The potassium channel subunit K_V1.8 (Kcna10) is essential for the distinctive outwardly rectifying conductances of type I and II vestibular hair cells

In amniotes, head motions and tilt are detected by two types of vestibular hair cells (HCs) with strikingly different morphology and physiology. Mature type I HCs express an unusual potassium conductance, gK,L, that activates negative to resting potential, conferring very negative resting potentials and low input resistances. These properties distinguish type I HCs from type II HCs in the same vestibular epithelia and from all other HCs. Following unsatisfactory efforts to identify the unusual gK,L channels, clues emerged pointing to KV1.8 (KCNA10) subunits of the Shaker voltage-gated K channel family. With whole-cell recordings from hair cells in utricles of KV1.8-null mice and their wildtype and heterozygote littermates, we show that KV1.8 is necessary for gK,L. Unexpectedly, KV1.8 is also required for the KV conductances of utricular type II HCs: a fast-inactivating A conductance and delayed rectifier that activate positive to resting potential. The distinct properties of the three KV1.8-dependent conductances may reflect different mixing with other KV subunits that are reported to be differentially expressed in type I and II HCs. In HCs of both types, residual outwardly rectifying conductances include KV7 (KCNQ) channels.
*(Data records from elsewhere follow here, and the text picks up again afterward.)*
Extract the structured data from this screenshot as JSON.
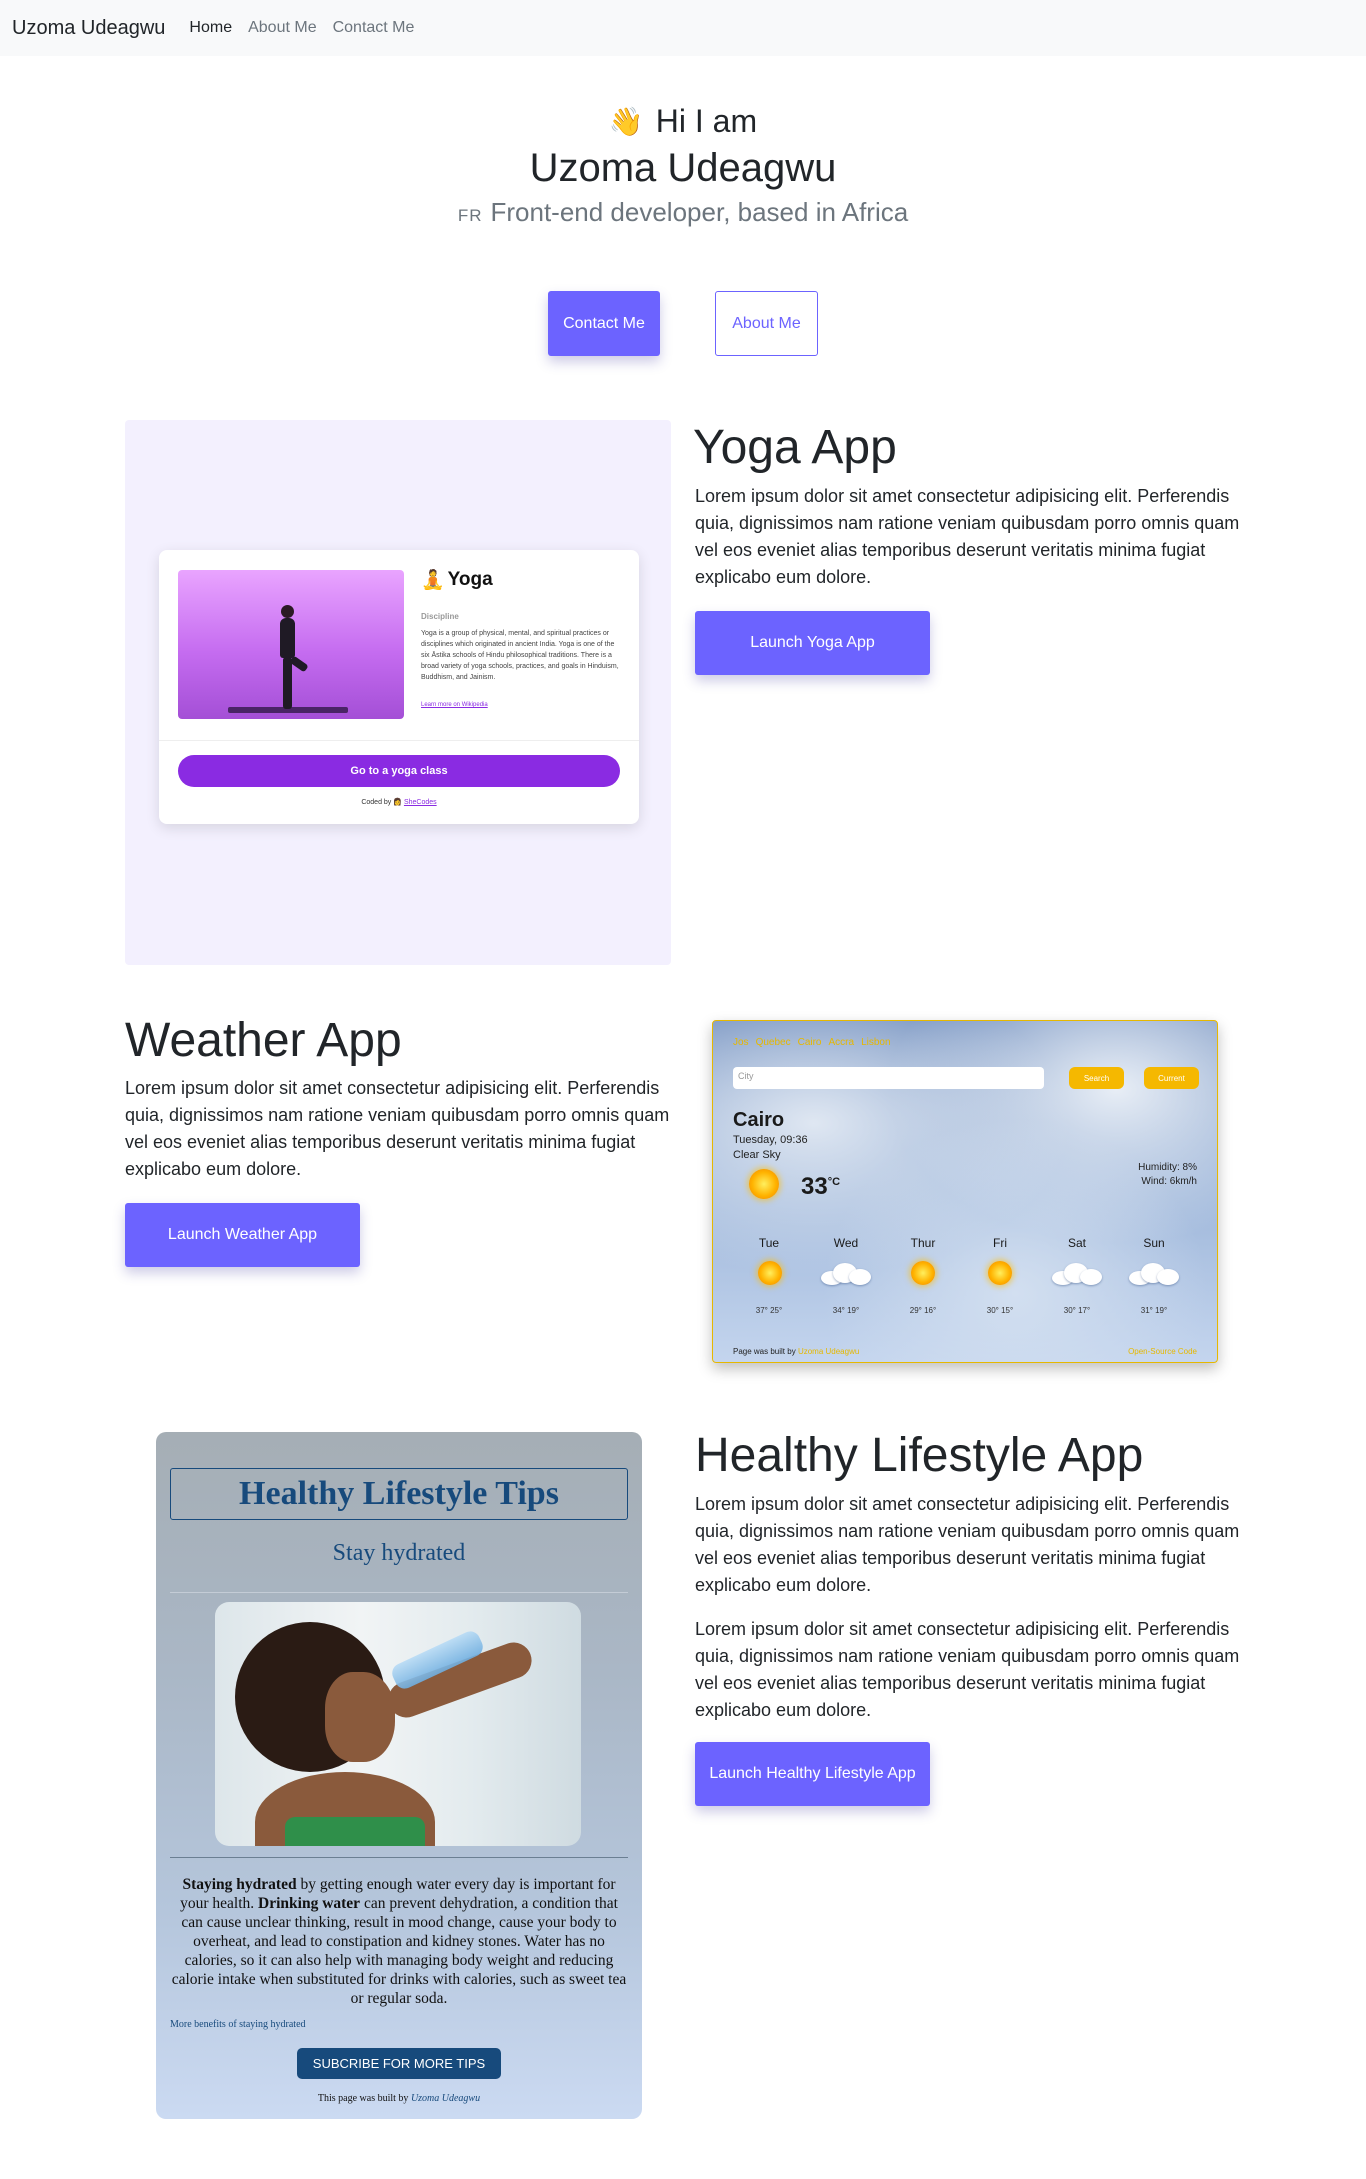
{
  "navbar": {
    "brand": "Uzoma Udeagwu",
    "links": [
      {
        "label": "Home",
        "active": true
      },
      {
        "label": "About Me",
        "active": false
      },
      {
        "label": "Contact Me",
        "active": false
      }
    ]
  },
  "hero": {
    "wave_icon": "waving-hand-icon",
    "greeting": "Hi I am",
    "name": "Uzoma Udeagwu",
    "flag_code": "FR",
    "tagline": "Front-end developer, based in Africa",
    "contact_button": "Contact Me",
    "about_button": "About Me"
  },
  "projects": [
    {
      "title": "Yoga App",
      "paragraphs": [
        "Lorem ipsum dolor sit amet consectetur adipisicing elit. Perferendis quia, dignissimos nam ratione veniam quibusdam porro omnis quam vel eos eveniet alias temporibus deserunt veritatis minima fugiat explicabo eum dolore."
      ],
      "button": "Launch Yoga App"
    },
    {
      "title": "Weather App",
      "paragraphs": [
        "Lorem ipsum dolor sit amet consectetur adipisicing elit. Perferendis quia, dignissimos nam ratione veniam quibusdam porro omnis quam vel eos eveniet alias temporibus deserunt veritatis minima fugiat explicabo eum dolore."
      ],
      "button": "Launch Weather App"
    },
    {
      "title": "Healthy Lifestyle App",
      "paragraphs": [
        "Lorem ipsum dolor sit amet consectetur adipisicing elit. Perferendis quia, dignissimos nam ratione veniam quibusdam porro omnis quam vel eos eveniet alias temporibus deserunt veritatis minima fugiat explicabo eum dolore.",
        "Lorem ipsum dolor sit amet consectetur adipisicing elit. Perferendis quia, dignissimos nam ratione veniam quibusdam porro omnis quam vel eos eveniet alias temporibus deserunt veritatis minima fugiat explicabo eum dolore."
      ],
      "button": "Launch Healthy Lifestyle App"
    }
  ],
  "yoga_preview": {
    "title": "Yoga",
    "title_icon": "person-in-lotus-position-icon",
    "subtitle": "Discipline",
    "description": "Yoga is a group of physical, mental, and spiritual practices or disciplines which originated in ancient India. Yoga is one of the six Āstika schools of Hindu philosophical traditions. There is a broad variety of yoga schools, practices, and goals in Hinduism, Buddhism, and Jainism.",
    "link": "Learn more on Wikipedia",
    "cta": "Go to a yoga class",
    "coded_by_prefix": "Coded by",
    "coded_by_icon": "shecodes-logo-icon",
    "coded_by_link": "SheCodes",
    "accent_color": "#8a2be2"
  },
  "weather_preview": {
    "cities": [
      "Jos",
      "Quebec",
      "Cairo",
      "Accra",
      "Lisbon"
    ],
    "search_placeholder": "City",
    "search_button": "Search",
    "current_button": "Current",
    "city": "Cairo",
    "date": "Tuesday, 09:36",
    "condition": "Clear Sky",
    "temperature": "33",
    "unit": "°C",
    "humidity": "Humidity: 8%",
    "wind": "Wind: 6km/h",
    "forecast": [
      {
        "day": "Tue",
        "icon": "sun-icon",
        "minmax": "37° 25°"
      },
      {
        "day": "Wed",
        "icon": "cloud-icon",
        "minmax": "34° 19°"
      },
      {
        "day": "Thur",
        "icon": "sun-icon",
        "minmax": "29° 16°"
      },
      {
        "day": "Fri",
        "icon": "sun-icon",
        "minmax": "30° 15°"
      },
      {
        "day": "Sat",
        "icon": "cloud-icon",
        "minmax": "30° 17°"
      },
      {
        "day": "Sun",
        "icon": "cloud-icon",
        "minmax": "31° 19°"
      }
    ],
    "footer_prefix": "Page was built by",
    "footer_author": "Uzoma Udeagwu",
    "footer_source": "Open-Source Code",
    "accent_color": "#e6b800"
  },
  "healthy_preview": {
    "title": "Healthy Lifestyle Tips",
    "subtitle": "Stay hydrated",
    "para_b1": "Staying hydrated",
    "para_t1": " by getting enough water every day is important for your health. ",
    "para_b2": "Drinking water",
    "para_t2": " can prevent dehydration, a condition that can cause unclear thinking, result in mood change, cause your body to overheat, and lead to constipation and kidney stones. Water has no calories, so it can also help with managing body weight and reducing calorie intake when substituted for drinks with calories, such as sweet tea or regular soda.",
    "more_link": "More benefits of staying hydrated",
    "subscribe_button": "SUBCRIBE FOR MORE TIPS",
    "built_prefix": "This page was built by",
    "built_author": "Uzoma Udeagwu",
    "accent_color": "#174a7c"
  },
  "colors": {
    "primary": "#6c63ff",
    "navbar_bg": "#f8f9fa",
    "yoga_frame_bg": "#f3f0fe"
  }
}
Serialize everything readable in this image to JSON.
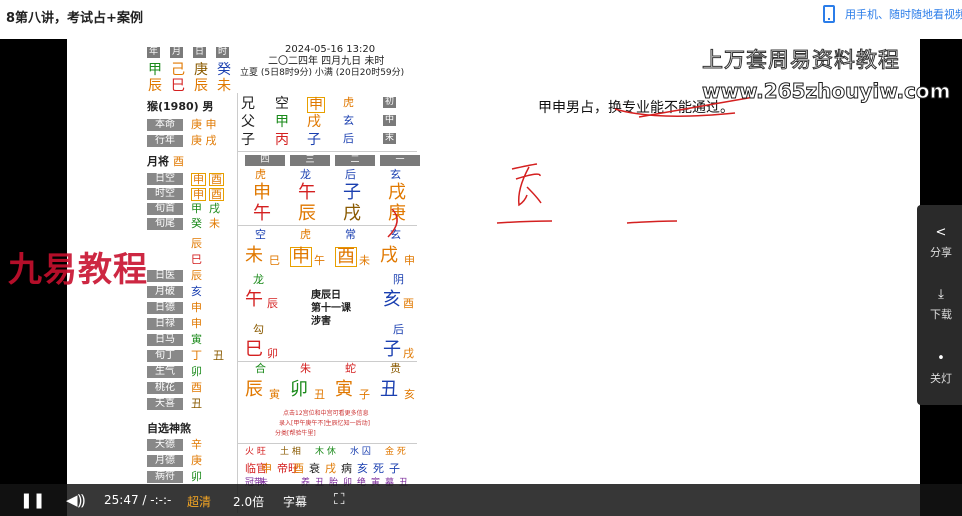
{
  "page": {
    "lesson_title": "8第八讲，考试占+案例",
    "mobile_link": "用手机、随时随地看视频"
  },
  "slide": {
    "brand_title": "上万套周易资料教程",
    "brand_url": "www.265zhouyiw.com",
    "watermark": "九易教程",
    "question": "甲申男占，换专业能不能通过。",
    "chart": {
      "pillar_headers": [
        "年",
        "月",
        "日",
        "时"
      ],
      "stems": [
        "甲",
        "己",
        "庚",
        "癸"
      ],
      "branches": [
        "辰",
        "巳",
        "辰",
        "未"
      ],
      "datetime": "2024-05-16 13:20",
      "lunar": "二〇二四年 四月九日 未时",
      "terms": "立夏 (5日8时9分) 小满 (20日20时59分)",
      "person": "猴(1980) 男",
      "benming_label": "本命",
      "benming": [
        "庚",
        "申"
      ],
      "xingnian_label": "行年",
      "xingnian": [
        "庚",
        "戌"
      ],
      "yuejiang_label": "月将",
      "yuejiang": "酉",
      "kong_rows": [
        {
          "label": "日空",
          "a": "申",
          "b": "酉"
        },
        {
          "label": "时空",
          "a": "申",
          "b": "酉"
        },
        {
          "label": "旬首",
          "a": "甲",
          "b": "戌"
        },
        {
          "label": "旬尾",
          "a": "癸",
          "b": "未"
        }
      ],
      "shensha_rows": [
        {
          "label": "",
          "v": "辰"
        },
        {
          "label": "",
          "v": "巳"
        },
        {
          "label": "日医",
          "v": "辰"
        },
        {
          "label": "月破",
          "v": "亥"
        },
        {
          "label": "日德",
          "v": "申"
        },
        {
          "label": "日禄",
          "v": "申"
        },
        {
          "label": "日马",
          "v": "寅"
        },
        {
          "label": "旬丁",
          "v": "丁",
          "v2": "丑"
        },
        {
          "label": "生气",
          "v": "卯"
        },
        {
          "label": "桃花",
          "v": "酉"
        },
        {
          "label": "天喜",
          "v": "丑"
        }
      ],
      "zixuan_title": "自选神煞",
      "zixuan_rows": [
        {
          "label": "天德",
          "v": "辛"
        },
        {
          "label": "月德",
          "v": "庚"
        },
        {
          "label": "病符",
          "v": "卯"
        }
      ],
      "sanchuan": [
        {
          "liuqin": "兄",
          "dun": "空",
          "zhi": "申",
          "jiang": "虎",
          "pos": "初"
        },
        {
          "liuqin": "父",
          "dun": "甲",
          "zhi": "戌",
          "jiang": "玄",
          "pos": "中"
        },
        {
          "liuqin": "子",
          "dun": "丙",
          "zhi": "子",
          "jiang": "后",
          "pos": "末"
        }
      ],
      "ke_headers": [
        "四",
        "三",
        "二",
        "一"
      ],
      "ke_jiang": [
        "虎",
        "龙",
        "后",
        "玄"
      ],
      "ke_top": [
        "申",
        "午",
        "子",
        "戌"
      ],
      "ke_bottom": [
        "午",
        "辰",
        "戌",
        "庚"
      ],
      "tianpan_top_jiang": [
        "空",
        "虎",
        "常",
        "玄"
      ],
      "tianpan_top": [
        {
          "zhi": "未",
          "sub": "巳"
        },
        {
          "zhi": "申",
          "sub": "午"
        },
        {
          "zhi": "酉",
          "sub": "未"
        },
        {
          "zhi": "戌",
          "sub": "申"
        }
      ],
      "left_side": [
        {
          "jiang": "龙",
          "zhi": "午",
          "sub": "辰"
        },
        {
          "jiang": "勾",
          "zhi": "巳",
          "sub": "卯"
        }
      ],
      "right_side": [
        {
          "jiang": "阴",
          "zhi": "亥",
          "sub": "酉"
        },
        {
          "jiang": "后",
          "zhi": "子",
          "sub": "戌"
        }
      ],
      "center": [
        "庚辰日",
        "第十一课",
        "涉害"
      ],
      "tianpan_bottom_jiang": [
        "合",
        "朱",
        "蛇",
        "贵"
      ],
      "tianpan_bottom": [
        {
          "zhi": "辰",
          "sub": "寅"
        },
        {
          "zhi": "卯",
          "sub": "丑"
        },
        {
          "zhi": "寅",
          "sub": "子"
        },
        {
          "zhi": "丑",
          "sub": "亥"
        }
      ],
      "hint_lines": [
        "点击12宫位和中宫可看更多信息",
        "录入[甲午庚午不]生辰忆知一后动]",
        "分类[帮验牛里]"
      ],
      "wuxing_row": [
        "火 旺",
        "土 相",
        "木 休",
        "水 囚",
        "金 死"
      ],
      "changsheng_row": [
        "临官",
        "申",
        "帝旺",
        "酉",
        "衰",
        "戌",
        "病",
        "亥",
        "死",
        "子"
      ],
      "last_row": [
        "冠带",
        "未",
        "",
        "",
        "养",
        "丑",
        "胎",
        "卯",
        "绝",
        "寅",
        "墓",
        "丑"
      ]
    }
  },
  "side_panel": {
    "share": "分享",
    "download": "下载",
    "lights_off": "关灯"
  },
  "controls": {
    "time": "25:47 / -:-:-",
    "quality": "超清",
    "speed": "2.0倍",
    "subtitle": "字幕"
  }
}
Current clamp records show that KV1.8-null type II HCs have more electrical resonance and that, in both cell types, KV1.8-dependent conductances speed up and and dampen responses. gK,L's properties may enhance non-quantal transmission onto calyceal afferent terminals, another type I-specific attribute. Such mechanisms to enhance the speed of receptor potentials and afferent transmission may have evolved under pressure from vestibular challenges experienced as vertebrates moved onto land and air.